La marque JUST FUCKING GOOD WINE est refusée par l’EUIPO…pas tout à fait d’accord

La société Hollandaise Neleman Group Holding a déposé une marque de l’Union Européenne semi-figurative constituée de l’expression JUST FUCKING GOOD WINE pour désigner des vins pétillants en classe 33 :

La demande de marque de l’UE est refusée par l’EUIPO en raison de son caractère offensant en application des dispositions de l’article 7 (1) f du Règlement sur la marque de l’Union Européenne qui prévoit que les marques qui sont contraires à l’ordre public ou aux bonnes mœurs sont refusées à l’enregistrement.

L’EUIPO a considéré que la présence du mot FUCKING était contraire aux bonnes mœurs notamment en ce que cette expression pourrait être appréhendée par des enfants qui pourraient en être choqués.

Selon l’examinateur de l’EUIPO, même si le mot FUCKING fait ici référence au mot GOOD pour former l’expression positive « FUCKING GOOD », l’usage du « F word » sera toujours considérée comme offensante.

Le fait que l’office du Benelux ait admis la même marque (désignée comme ancienneté) à l’enregistrement et que plus de 10 marques contenant le mot FUCK aient été acceptées précédemment par l’EUIPO ne sont pas des arguments recevables pour l’examinateur de l’EUIPO qui précise dans sa décision que le caractère enregistrable d’une marque de l’Union Européenne doit être apprécié uniquement sur la base du Règlement sur la Marque de l’Union Européenne et que le principe d’égalité de traitement doit toujours être concilié avec le principe de légalité.

La société déposante a formé appel contre cette décision de refus de l’EUIPO devant la Chambre des Recours de l’EUIPO.

Parmi les arguments d’appel de la société déposante nous notons qu’elle considère que la référence faite aux enfants dans la décision de l’EUIPO ne devrait pas être pertinente dans la mesure où les biens désignés sont des vins pétillants, et que donc, le public ciblé est un public adulte (les boissons alcoolisées se vendant dans des rayons ou des commerces spéciaux).

L’appelante invoque également la circonstance que le mot FUCKING est quasiment entré dans le langage courant et que, s’il a été offensant à une certaine époque, il ne l’est plus du tout aujourd’hui. Elle ajoute sur cet argument, et je cite : « the Office’s consideration that the original meaning has not become more remote and forgettable, is therefore incorrect, outdated an paternalistic” (autant traiter directement l’examinateur de lEUIPO de « vieux ringard paternaliste »).

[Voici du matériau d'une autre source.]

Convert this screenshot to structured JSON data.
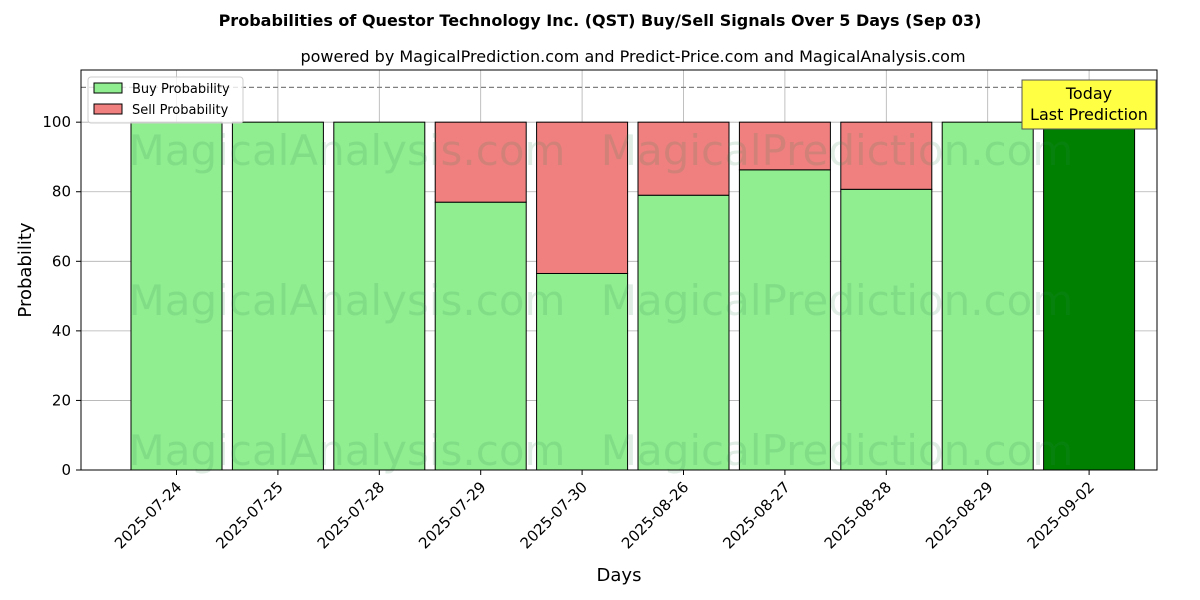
{
  "chart_data": {
    "type": "bar",
    "stacked": true,
    "title": "Probabilities of Questor Technology Inc. (QST) Buy/Sell Signals Over 5 Days (Sep 03)",
    "subtitle": "powered by MagicalPrediction.com and Predict-Price.com and MagicalAnalysis.com",
    "xlabel": "Days",
    "ylabel": "Probability",
    "ylim": [
      0,
      115
    ],
    "yticks": [
      0,
      20,
      40,
      60,
      80,
      100
    ],
    "grid": true,
    "legend_position": "top-left",
    "categories": [
      "2025-07-24",
      "2025-07-25",
      "2025-07-28",
      "2025-07-29",
      "2025-07-30",
      "2025-08-26",
      "2025-08-27",
      "2025-08-28",
      "2025-08-29",
      "2025-09-02"
    ],
    "series": [
      {
        "name": "Buy Probability",
        "color": "#90ee90",
        "values": [
          100,
          100,
          100,
          77,
          56.5,
          79,
          86.3,
          80.7,
          100,
          100
        ]
      },
      {
        "name": "Sell Probability",
        "color": "#f08080",
        "values": [
          0,
          0,
          0,
          23,
          43.5,
          21,
          13.7,
          19.3,
          0,
          0
        ]
      }
    ],
    "highlight": {
      "index": 9,
      "color": "#008000"
    },
    "reference_line": {
      "y": 110,
      "style": "dashed"
    },
    "annotation": {
      "lines": [
        "Today",
        "Last Prediction"
      ],
      "background": "#ffff44"
    },
    "watermarks": [
      "MagicalAnalysis.com",
      "MagicalPrediction.com"
    ]
  }
}
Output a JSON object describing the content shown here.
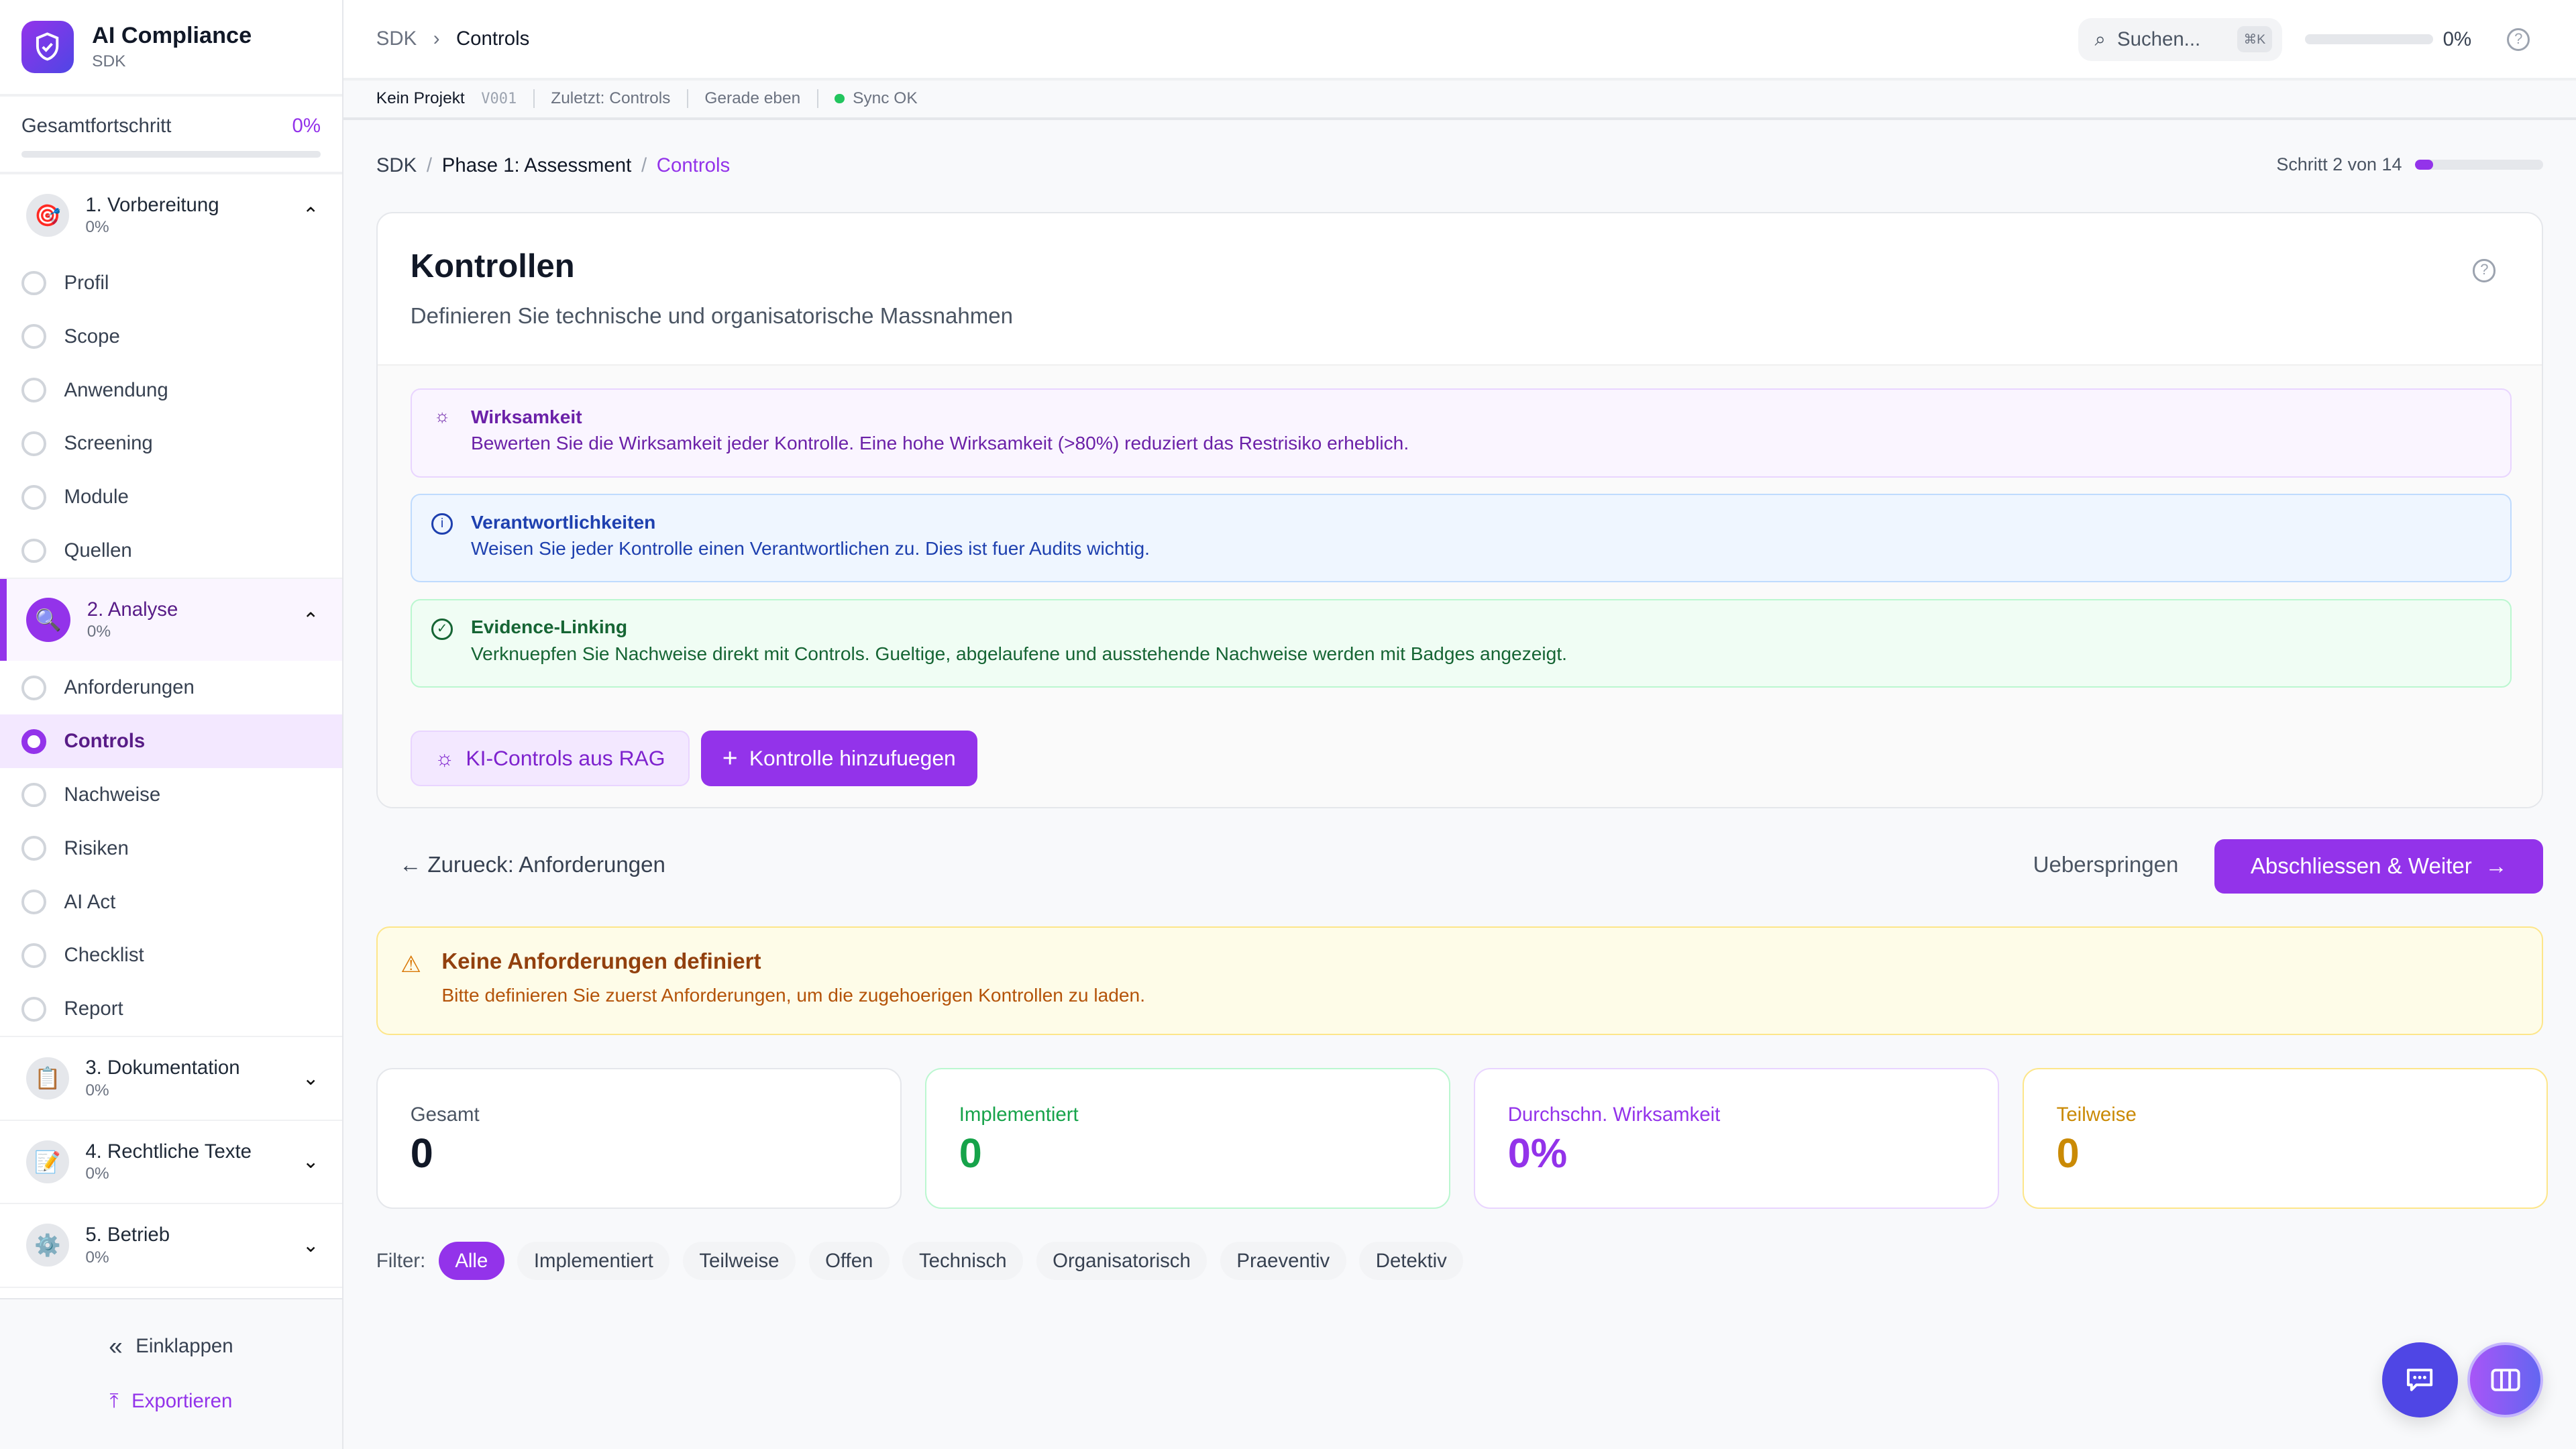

Enfin, l’appelante rappelle à l’EUIPO qu’il devrait appliquer un principe de sécurité juridique et de cohérence entre les différentes décisions qu’il rend dans la mesure où l’office à très récemment rendu une décision acceptant l’enregistrement de la marque de l’Union Européenne « Fack Ju Göhte ».

La Chambre des Recours de l’EUIPO confirme le refus de l’office en considérant notamment que même s’il est vrai que l’usage de l’expression FUCKING a tendance à devenir usuelle dans le langage commun, notamment quand elle fait référence à un autre terme de sorte à former une expression positive (comme FUCKING GOOD), un tel usage n’est pas encore totalement admis et ne fait pas disparaitre le caractère offensant « original » du terme FUCKING.

Il est intéressant de noter que la Chambre des Recours fait souvent référence au mot FUCKING comme au « taboo english word », or cette notion de taboo word (ou de F WORD) est très anglo-saxone (d’ailleurs quasiment exclusivement américaine et un peu anglaise)…l’EUIPO a oublié que le Brexit était passé par là et qu’aujourd’hui l’anglais n’est, dans l’UE, la langue officielle que de l’Irlande, Malte et Chypre.

L’EUIPO devrait donc peut être reconsidérer ses références à la sensibilité des « native English-speaking public in the European Union » tout commeaux « members state with english as an official language » qui ne sont selon moi plus prédominants dans l’UE aujourd’hui.

Ainsi, selon moi, bien que JUST FUCKING GOOD WINE ne soit pas une marque élégante, elle ne devrait pas être pour autant considérée comme contraire aux bonnes mœurs, et surtout il convient de rappeler à l’EUIPO que FUCKING reste un terme grossier mais qu’il n’y a pas TABOO WORD absolu en Union Européenne aujourd’hui.